A Gallery of Diabetes Quacks
By Janet Ford, DietPower Senior Editor
Searching the Web for the best treatment for your diabetes? You'll find thousands that say they'll help.
Unfortunately, many of these helpers are simply hucksters who care more about your greenbacks than your glucose levels.
Beware any supplement or therapy that says it'll "cure" your diabetes, because it's no more likely to do
that than to cure a ham. Diabetes can be treated and controlled, but not cured. Once you're diabetic,
you're always diabetic.
Even if you rule out the "cures," the Web offers an amazing variety of useless treatments for diabetes.
Here are three of our favorites.
Gourdin
Watch out for supplements bearing the dangerous claim that they can replace your diabetes medications.
Take (or, better yet, don't take) Gourdin, for instance. Gourdin's inventor,
an Indian researcher named Pushpa Khanna, flatly calls it a "miracle in diabetic research." This miracle hasn't
reached other diabetes researchers, though.
The supplement is made from the seeds of a bitter melon that, when given to diabetics, lowers their blood sugar.
It also brings insulin-producing cells back from the dead. You can cut down on your insulin shots, and, according
to Khanna, do away with important diabetic drugs like Glucophage. You can also give the stuff to your children and your cat!
Since it's a supplement, Khanna doesn't need approval from the Food and Drug Administration to sell Gourdin.
But she also says she's "refining" it and will seek the FDA's blessing anyway. Part of this approval process
includes what she calls a major study of the supplement at Yale University. She produces no documentation for
that, but she does have a paper from an alleged clinical trial on 99 patients. When a paper like this doesn't
say where it's been published, whether it's reviewed by other experts in the field, or even where the research
took place, alarm bells should go off.
Vitality Plus
Another supplement making an even wilder claim is Vitality Plus,
the product of a "nutritional biochemist" named Alan Jones, who doesn't present his credentials anywhere.
Clever marketers mix outrageous statements with the truth. The Vitality Plus web site's general information
about diabetes is fairly accurate, but things spin out of control when you read the
"testimonies."
Hallelujah! One woman, supposedly a nurse for 40 years, says she no longer has diabetes.
Another user not only went off his diabetes drugs, but Vitality Plus restored his ailing heart to boot.
Another says it relieved her fibromyalgia; yet another says it made carpal tunnel syndrome go away;
and still another says it got rid of the pain her stepson had from third-degree burns.
Keep this rule of thumb in mind when shopping on the Internet: A product that says it can cure everything usually cures nothing.
SweetEze
The medical establishment has been slow to look into the benefits of alternative and complementary medicine,
but the explosion in their use has gotten its attention. Serious research is now under way, for instance,
on whether supplements containing chromium can treat or prevent diabetes. Neither the
American Diabetes Association nor the National Institutes of Health recommend them now, citing no support
in the limited research to date. The ADA says further that no research upholds the idea that diabetics
are deficient in chromium.
That won't stop the humble Dr. Joel Wallach, though.
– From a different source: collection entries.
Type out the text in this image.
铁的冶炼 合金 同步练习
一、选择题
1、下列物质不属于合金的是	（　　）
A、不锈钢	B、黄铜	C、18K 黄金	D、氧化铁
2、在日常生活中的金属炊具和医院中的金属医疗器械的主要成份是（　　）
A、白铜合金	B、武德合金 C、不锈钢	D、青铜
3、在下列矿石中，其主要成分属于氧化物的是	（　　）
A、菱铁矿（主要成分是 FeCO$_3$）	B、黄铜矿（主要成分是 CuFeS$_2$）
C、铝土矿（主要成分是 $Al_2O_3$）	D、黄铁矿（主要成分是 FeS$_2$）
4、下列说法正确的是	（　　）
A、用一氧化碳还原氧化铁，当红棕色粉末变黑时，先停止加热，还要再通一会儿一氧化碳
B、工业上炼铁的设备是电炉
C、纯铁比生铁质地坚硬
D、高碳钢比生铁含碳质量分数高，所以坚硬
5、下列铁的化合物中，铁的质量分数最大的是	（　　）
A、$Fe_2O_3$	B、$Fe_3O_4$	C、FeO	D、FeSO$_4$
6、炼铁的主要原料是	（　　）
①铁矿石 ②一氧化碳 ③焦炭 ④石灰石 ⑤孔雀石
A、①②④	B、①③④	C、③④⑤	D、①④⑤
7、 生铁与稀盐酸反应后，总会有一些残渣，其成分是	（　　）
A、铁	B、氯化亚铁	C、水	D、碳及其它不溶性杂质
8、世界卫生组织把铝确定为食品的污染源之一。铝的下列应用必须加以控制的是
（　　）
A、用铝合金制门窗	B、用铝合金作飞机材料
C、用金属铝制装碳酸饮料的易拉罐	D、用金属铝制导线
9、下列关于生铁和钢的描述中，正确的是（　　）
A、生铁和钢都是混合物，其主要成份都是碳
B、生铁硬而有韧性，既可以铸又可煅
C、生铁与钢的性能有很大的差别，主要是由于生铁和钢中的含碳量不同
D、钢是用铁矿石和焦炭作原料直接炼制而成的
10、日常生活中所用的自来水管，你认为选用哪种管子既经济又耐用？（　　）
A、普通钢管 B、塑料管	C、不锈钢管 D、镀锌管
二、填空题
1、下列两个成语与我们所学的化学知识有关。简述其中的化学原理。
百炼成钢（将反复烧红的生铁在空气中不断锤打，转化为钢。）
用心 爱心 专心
Wallach is the man endorsing American Longevity supplements (in this case SweetEze, with 100 percent
of your chromium needs), and the doctor who's convinced that every major disease known to man can be
blamed on the lack of minerals. He's also the doctor who claims, without documentation, that doctors
die younger than the population at large. Moreover, he cites a nonexistent government document stating
that 100,000 young Americans drop dead of heart attacks each year while playing sports because they're selenium deficient.
Wallach has made good sport of trashing the medical establishment while at the same time pretending to
belong to it. Why should we trust his word on chromium supplements? Because, he says repeatedly,
he was nominated for the Nobel Prize in Medicine in 1991. The problem is that he was nominated by
the Association of Eclectic Physicians, a group with about as much standing with the Nobel committee
as Dr. Pepper. Sending an unsolicited nomination guarantees no response, let alone a prize, just as
sending an unsolicited invitation to Nicole Kidman doesnąt mean that she'll show up at your Oscar party.